Mann Art Gallery/Submitted Mary Joyce’s 1990 painting, titled ‘Meditation on Early School Leavers.’

Daily Herald Staff

A collection of paintings about life in northern Saskatchewan have been returned to La Loche.

The paintings were inspired by artist Mary Joyce’s time living in Black Point, a hamlet south of La Loche, in 1989 and 1990. Joyce is from Edmonton.

She donated The Black Point Collection to the Mann Art Gallery in Prince Albert. They were featured in an exhibit in November 2022, along with the work of Lac La Ronge Indian Band Elder Myles Charles.

Herald file photo.
Artist Mary Joyce (left) discusses a painting with Lac La Ronge Indian Band elder Myles Charles during a reception at the Mann Art Gallery in Prince Albert.

According to a news release, Joyce created sketches and wrote in journals as “memory jogs and starting points.”

She then transformed those initial sketches into paintings while she lived in her one-room log cabin for a year in the north.

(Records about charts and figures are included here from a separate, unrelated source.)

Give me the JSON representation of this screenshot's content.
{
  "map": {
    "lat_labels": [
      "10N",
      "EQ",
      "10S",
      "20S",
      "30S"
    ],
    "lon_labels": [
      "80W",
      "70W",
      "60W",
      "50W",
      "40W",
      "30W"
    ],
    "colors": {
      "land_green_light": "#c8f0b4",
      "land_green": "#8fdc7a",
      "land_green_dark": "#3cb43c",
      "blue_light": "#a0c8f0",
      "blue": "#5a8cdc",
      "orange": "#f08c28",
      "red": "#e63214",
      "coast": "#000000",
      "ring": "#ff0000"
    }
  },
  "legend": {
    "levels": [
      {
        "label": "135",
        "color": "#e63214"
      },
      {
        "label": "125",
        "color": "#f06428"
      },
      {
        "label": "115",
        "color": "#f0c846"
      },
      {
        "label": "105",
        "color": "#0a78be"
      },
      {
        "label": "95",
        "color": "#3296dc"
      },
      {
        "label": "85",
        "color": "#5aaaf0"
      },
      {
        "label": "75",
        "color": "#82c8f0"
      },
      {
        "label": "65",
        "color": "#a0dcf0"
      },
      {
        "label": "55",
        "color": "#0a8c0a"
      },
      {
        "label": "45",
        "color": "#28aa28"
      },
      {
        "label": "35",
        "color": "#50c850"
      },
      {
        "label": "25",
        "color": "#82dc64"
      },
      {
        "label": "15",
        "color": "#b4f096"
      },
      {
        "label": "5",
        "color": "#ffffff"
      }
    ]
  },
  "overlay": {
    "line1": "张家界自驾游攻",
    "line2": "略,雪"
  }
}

At the time of the exhibit, Joyce said the collection was focused on women’s roles in tanning and cleaning hides and taking care of their families.

Marcus Miller, who curated the exhibit, said he already had a plan in place with the La Loche Friendship Centre to have the paintings shown in the north on a rotating basis.

He hoped the paintings would provide education for youth on what life was like decades ago.